Nel mare della politica “liquida”, priva com’è di riferimenti saldi e di orientamenti valoriali, uno dei tormentoni unificanti, in grado di accomunare partiti spesso lontani tra loro è il richiamo alla “responsabilità” di fronte al “rischio elezioni”. Il tormentone è sempre lo stesso: è da irresponsabili fare cadere l’attuale governo ora che ci sono da utilizzare i 209 miliardi di Recovery fund. È da irresponsabili andare alle urne in piena emergenza pandemica. È da irresponsabili chiedere elezioni anticipate.

In realtà, dall’Uganda al Regno di Tonga, nei prossimi mesi saranno decine i  Paesi che si recheranno alle urne per eleggere i loro rappresentanti politici. In Europa il 24 gennaio i portoghesi eleggeranno il nuovo presidente della Repubblica. In primavera toccherà alla Bulgaria votare per il rinnovo del parlamento e per le presidenziali. E poi, via via, l’Olanda, l’Albania, la Gran Bretagna, Cipro, la Norvegia, l’Islanda, la Repubblica Ceca. Anche la Germania, non proprio un Paese qualunque all’interno dell’Unione Europea, sarà chiamata al voto il 26 settembre: i tedeschi dovranno infatti scegliere il successore di Angela Merkel ed i componenti il Parlamento federale.

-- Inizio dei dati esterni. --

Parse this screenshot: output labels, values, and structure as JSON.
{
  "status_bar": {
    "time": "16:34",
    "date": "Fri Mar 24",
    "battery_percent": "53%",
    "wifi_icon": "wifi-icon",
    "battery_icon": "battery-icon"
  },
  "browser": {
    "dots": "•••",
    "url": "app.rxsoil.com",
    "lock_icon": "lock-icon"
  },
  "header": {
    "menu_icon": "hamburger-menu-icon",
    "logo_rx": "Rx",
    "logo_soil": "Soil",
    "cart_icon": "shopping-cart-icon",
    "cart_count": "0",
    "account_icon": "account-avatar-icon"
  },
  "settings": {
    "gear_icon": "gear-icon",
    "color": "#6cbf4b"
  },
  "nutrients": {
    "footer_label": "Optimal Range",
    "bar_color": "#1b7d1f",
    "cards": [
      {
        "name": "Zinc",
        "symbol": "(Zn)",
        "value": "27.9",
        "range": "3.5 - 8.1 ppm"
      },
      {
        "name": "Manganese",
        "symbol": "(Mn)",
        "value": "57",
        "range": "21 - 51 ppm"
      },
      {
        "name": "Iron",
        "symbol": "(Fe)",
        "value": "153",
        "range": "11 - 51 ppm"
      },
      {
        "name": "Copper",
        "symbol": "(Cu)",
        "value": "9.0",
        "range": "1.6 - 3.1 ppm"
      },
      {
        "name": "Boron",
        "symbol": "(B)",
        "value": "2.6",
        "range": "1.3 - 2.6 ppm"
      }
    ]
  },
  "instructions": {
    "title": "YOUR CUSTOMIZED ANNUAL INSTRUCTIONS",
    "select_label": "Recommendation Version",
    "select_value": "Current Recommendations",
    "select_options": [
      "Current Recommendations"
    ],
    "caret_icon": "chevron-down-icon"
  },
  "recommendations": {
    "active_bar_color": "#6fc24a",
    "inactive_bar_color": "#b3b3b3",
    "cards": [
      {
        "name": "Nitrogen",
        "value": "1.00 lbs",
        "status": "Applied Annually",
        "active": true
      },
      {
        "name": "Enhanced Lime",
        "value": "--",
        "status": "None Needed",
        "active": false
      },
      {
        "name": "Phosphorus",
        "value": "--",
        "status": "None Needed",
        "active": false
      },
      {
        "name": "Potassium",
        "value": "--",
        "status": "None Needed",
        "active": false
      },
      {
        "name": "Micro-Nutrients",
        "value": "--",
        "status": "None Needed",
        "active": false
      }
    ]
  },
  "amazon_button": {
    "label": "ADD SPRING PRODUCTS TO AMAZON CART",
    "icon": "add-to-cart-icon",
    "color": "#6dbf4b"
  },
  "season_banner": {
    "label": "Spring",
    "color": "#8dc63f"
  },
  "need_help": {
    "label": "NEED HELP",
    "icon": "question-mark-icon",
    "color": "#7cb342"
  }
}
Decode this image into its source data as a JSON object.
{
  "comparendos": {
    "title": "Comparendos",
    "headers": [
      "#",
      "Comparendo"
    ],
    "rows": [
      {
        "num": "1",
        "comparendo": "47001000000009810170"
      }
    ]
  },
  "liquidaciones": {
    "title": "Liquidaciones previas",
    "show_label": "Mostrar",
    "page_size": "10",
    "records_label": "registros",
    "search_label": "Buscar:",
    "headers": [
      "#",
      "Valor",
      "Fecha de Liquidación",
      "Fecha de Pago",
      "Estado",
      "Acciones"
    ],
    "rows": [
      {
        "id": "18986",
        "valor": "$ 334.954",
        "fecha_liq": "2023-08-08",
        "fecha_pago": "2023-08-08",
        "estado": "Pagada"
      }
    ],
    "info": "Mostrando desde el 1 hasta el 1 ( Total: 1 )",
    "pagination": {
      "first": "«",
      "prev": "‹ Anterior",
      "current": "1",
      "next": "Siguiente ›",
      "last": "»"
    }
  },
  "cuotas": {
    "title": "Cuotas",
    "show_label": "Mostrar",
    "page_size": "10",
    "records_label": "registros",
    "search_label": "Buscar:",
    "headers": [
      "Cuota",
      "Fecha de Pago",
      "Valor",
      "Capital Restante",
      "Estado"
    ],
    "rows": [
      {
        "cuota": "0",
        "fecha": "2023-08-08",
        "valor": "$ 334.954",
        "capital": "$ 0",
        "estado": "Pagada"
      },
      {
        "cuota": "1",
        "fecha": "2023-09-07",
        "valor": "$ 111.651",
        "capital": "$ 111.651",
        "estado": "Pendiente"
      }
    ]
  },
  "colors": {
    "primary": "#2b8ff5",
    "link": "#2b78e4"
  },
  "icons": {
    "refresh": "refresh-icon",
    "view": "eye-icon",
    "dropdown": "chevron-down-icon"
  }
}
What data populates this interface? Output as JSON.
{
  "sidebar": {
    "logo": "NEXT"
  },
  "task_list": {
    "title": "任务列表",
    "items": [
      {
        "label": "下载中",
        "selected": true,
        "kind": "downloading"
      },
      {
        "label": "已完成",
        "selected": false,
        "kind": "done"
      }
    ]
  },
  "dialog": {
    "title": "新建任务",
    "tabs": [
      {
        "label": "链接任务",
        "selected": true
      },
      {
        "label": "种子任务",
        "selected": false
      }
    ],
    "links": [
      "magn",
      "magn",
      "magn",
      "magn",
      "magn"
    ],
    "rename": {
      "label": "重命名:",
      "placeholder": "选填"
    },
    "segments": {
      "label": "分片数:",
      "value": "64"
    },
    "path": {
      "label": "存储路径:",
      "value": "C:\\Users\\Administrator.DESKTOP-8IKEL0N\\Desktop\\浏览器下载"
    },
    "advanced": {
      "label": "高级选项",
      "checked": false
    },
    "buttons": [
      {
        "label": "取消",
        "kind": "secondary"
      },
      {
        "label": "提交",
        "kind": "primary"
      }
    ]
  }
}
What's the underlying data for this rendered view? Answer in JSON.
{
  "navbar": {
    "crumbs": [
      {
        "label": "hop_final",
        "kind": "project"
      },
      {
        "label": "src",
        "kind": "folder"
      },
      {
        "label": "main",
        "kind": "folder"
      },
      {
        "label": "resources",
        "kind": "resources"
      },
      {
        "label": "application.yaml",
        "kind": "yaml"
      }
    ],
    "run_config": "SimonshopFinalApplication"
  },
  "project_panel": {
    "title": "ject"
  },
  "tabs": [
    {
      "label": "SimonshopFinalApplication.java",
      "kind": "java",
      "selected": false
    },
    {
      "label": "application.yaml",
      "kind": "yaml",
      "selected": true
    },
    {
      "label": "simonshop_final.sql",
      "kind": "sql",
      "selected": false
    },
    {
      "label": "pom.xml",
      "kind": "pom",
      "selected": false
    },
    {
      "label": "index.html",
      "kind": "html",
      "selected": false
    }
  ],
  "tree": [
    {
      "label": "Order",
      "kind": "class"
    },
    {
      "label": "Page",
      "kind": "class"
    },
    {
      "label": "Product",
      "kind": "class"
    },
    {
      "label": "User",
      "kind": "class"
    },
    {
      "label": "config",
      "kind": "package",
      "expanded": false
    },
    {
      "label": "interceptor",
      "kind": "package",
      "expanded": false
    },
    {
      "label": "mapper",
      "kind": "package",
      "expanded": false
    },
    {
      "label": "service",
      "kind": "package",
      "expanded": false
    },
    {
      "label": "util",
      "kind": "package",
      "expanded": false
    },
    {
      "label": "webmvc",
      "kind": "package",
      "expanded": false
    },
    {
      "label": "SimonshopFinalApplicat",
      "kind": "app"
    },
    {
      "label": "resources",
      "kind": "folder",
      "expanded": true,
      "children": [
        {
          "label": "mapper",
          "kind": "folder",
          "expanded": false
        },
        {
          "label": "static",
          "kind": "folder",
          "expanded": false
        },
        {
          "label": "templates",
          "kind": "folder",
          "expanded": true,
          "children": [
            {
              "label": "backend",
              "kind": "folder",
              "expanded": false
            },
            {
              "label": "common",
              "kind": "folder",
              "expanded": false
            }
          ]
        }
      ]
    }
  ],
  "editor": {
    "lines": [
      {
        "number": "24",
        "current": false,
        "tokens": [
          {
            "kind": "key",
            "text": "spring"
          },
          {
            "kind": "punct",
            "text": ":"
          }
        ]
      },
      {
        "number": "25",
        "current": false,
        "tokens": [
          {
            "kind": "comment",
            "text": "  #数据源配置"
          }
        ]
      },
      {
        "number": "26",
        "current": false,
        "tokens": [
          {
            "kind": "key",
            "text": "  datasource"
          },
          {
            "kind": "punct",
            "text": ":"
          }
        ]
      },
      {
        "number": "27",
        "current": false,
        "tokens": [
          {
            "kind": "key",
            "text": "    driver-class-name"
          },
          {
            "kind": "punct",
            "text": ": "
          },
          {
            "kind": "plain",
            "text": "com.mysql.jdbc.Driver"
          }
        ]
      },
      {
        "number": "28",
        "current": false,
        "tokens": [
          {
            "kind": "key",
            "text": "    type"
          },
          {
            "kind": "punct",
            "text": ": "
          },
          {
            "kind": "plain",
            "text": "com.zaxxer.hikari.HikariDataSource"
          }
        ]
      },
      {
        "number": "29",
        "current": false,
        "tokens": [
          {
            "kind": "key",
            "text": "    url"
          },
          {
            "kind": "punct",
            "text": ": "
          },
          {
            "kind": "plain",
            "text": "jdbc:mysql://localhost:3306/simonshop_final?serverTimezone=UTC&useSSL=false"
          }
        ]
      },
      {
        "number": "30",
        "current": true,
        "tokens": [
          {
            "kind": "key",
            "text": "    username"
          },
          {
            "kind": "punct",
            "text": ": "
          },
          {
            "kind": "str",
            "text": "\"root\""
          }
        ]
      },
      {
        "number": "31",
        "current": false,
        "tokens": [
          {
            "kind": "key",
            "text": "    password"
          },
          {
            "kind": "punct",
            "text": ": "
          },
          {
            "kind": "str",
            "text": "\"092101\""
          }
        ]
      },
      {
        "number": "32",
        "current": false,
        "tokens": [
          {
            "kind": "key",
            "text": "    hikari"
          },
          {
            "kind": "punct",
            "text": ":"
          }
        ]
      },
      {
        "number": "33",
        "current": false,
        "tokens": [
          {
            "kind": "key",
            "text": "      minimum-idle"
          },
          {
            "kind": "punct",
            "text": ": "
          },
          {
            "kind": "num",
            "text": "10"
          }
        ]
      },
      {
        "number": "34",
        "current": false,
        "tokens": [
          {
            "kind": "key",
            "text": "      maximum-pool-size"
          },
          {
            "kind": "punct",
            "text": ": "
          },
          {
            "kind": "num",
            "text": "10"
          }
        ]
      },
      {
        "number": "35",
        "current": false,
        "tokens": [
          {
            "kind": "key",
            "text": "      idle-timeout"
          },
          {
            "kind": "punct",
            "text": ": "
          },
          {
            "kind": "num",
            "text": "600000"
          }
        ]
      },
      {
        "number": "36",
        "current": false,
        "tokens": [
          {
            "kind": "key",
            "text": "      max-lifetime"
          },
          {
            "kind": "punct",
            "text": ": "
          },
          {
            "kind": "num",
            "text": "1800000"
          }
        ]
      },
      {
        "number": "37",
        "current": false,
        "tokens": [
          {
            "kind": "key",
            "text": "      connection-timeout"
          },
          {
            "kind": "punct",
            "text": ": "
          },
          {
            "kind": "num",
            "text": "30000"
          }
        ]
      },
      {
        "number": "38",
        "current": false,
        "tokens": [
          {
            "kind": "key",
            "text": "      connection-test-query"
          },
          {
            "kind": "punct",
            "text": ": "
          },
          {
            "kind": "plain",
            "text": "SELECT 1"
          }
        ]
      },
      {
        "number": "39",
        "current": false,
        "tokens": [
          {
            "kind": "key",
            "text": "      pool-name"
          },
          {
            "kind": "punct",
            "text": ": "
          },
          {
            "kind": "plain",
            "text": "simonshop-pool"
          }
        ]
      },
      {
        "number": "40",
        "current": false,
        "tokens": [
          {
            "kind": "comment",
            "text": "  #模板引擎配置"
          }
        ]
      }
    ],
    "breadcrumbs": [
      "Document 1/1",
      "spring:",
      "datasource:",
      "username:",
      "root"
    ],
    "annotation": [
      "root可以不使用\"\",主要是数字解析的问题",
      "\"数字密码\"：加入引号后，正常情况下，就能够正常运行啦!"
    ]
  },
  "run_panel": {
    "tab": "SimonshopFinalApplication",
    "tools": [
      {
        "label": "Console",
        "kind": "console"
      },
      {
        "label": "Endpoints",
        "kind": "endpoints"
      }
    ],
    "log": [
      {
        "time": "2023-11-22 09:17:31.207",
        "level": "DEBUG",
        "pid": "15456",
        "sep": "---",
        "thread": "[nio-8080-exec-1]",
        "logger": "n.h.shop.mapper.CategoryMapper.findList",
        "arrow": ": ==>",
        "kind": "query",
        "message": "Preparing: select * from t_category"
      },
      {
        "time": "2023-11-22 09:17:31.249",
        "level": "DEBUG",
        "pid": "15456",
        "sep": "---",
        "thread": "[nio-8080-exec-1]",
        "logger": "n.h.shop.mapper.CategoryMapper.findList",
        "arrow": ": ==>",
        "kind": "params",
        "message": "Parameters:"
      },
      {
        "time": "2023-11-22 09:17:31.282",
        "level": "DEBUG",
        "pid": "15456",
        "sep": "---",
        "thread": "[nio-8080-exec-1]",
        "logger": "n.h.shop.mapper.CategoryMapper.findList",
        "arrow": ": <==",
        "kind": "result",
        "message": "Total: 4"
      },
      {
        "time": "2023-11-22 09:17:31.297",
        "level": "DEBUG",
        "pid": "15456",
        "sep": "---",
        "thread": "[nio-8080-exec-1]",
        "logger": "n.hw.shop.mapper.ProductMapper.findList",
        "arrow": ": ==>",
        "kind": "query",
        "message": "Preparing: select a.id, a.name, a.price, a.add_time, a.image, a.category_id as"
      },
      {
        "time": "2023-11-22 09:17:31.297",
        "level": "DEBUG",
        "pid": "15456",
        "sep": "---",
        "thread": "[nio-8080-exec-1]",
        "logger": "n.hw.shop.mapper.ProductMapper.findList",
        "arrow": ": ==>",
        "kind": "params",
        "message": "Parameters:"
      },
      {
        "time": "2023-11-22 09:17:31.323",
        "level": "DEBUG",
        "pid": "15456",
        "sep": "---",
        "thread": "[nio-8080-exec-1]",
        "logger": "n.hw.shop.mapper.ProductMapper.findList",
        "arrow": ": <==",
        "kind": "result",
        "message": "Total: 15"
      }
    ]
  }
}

Tutti “irresponsabili” i ceti dirigenti degli altri Paesi? O piuttosto e molto banalmente attenti alla volontà popolare? D’accordo, il nostro sistema democratico è quello che è. Non è una novità. Al di là  della gran messe di libri sull’argomento e dei continui richiami da parte dei notisti più attenti, l’anomalia di un Presidente del Consiglio, come Giuseppe Conte, che nello spazio di un mattino, è passato da  un’alleanza di governo tra Lega e Movimento Cinque Stelle a una tra Pd e Movimento Cinque Stelle, la dice lunga su una politica a bassa tensione, con governi sorretti da maggioranze variabili e non passati al vaglio della volontà popolare.

Ma questo ci offre la vigente Costituzione e con questa sarebbe doveroso che tutte le forze politiche si confrontassero, evitando giustificazioni di basso livello, richiami  tanto moralistici quanto inconcludenti. “La sovranità appartiene al popolo” – dice il primo articolo della Costituzione italiana. Certo, poi specificando che “la esercita nelle forme e nei limiti della Costituzione”. Ma le forme e i limiti non sono solo le norme, il rispetto delle procedure, le scadenze formali. Per dare senso e forza alla volontà popolare è necessario che il popolo non si limiti a fare “da comparsa”, chiamato ogni cinque anni a rinnovare i suoi rappresentanti nazionali. È necessario che ci sia corrispondenza tra gli indirizzi di governo e la reale volontà popolare. Quando questa corrispondenza sia spesso scissa è noto ed è oggetto di una ricca letteratura in materia. Così come è evidente ai più la prevalenza, più o meno palese,  di oligarchie extrapolitiche in grado di condizionare il potere… democratico, al punto che – in dottrina – si parla di postdemocrazia, espressione delle lobbies economiche, della managerializzazione dell’amministrazione, dei condizionamenti delle tecniche di comunicazione di massa.

Nel frattempo il “popolo”, nel cui nome si dice di operare, è “altrove”, lontano: non partecipa e non si sente rappresentato; non vive la politica, la subisce. Il rischio è che tutto finisca  come negli Stati Uniti, con l’’attacco al Congresso di quello che – fino a ieri – era, almeno sulla carta, il sistema democratico per antonomasia.

I  limiti  politici e culturali dei tradizionali sistemi di rappresentanza sono del resto evidenti e non da oggi. Winston Churchill, da buon conservatore, lo aveva stigmatizzato nel 1947, dichiarando: “Nessuno pretende che la democrazia sia perfetta o onnisciente. In verità, è stato detto che la democrazia è la peggiore forma di governo, eccetto tutte le altre forme sperimentate nelle diverse epoche”.

In attesa di un’alternativa questo “passa” il sistema vigente. Ed allora a questo bisogna guardare. Evitando fughe ed ipocrisie dettate dagli interessi di parte. Evitando soprattutto di nascondersi dietro la maschera di una “responsabilità” che con la democrazia e la volontà popolare ha ben poca attinenza. Di fronte alla  sfibrante guerra di logoramento portata avanti dai partiti che sostengono il Governo Conte II, votare è allora  tutt’altro che una proposta indecente.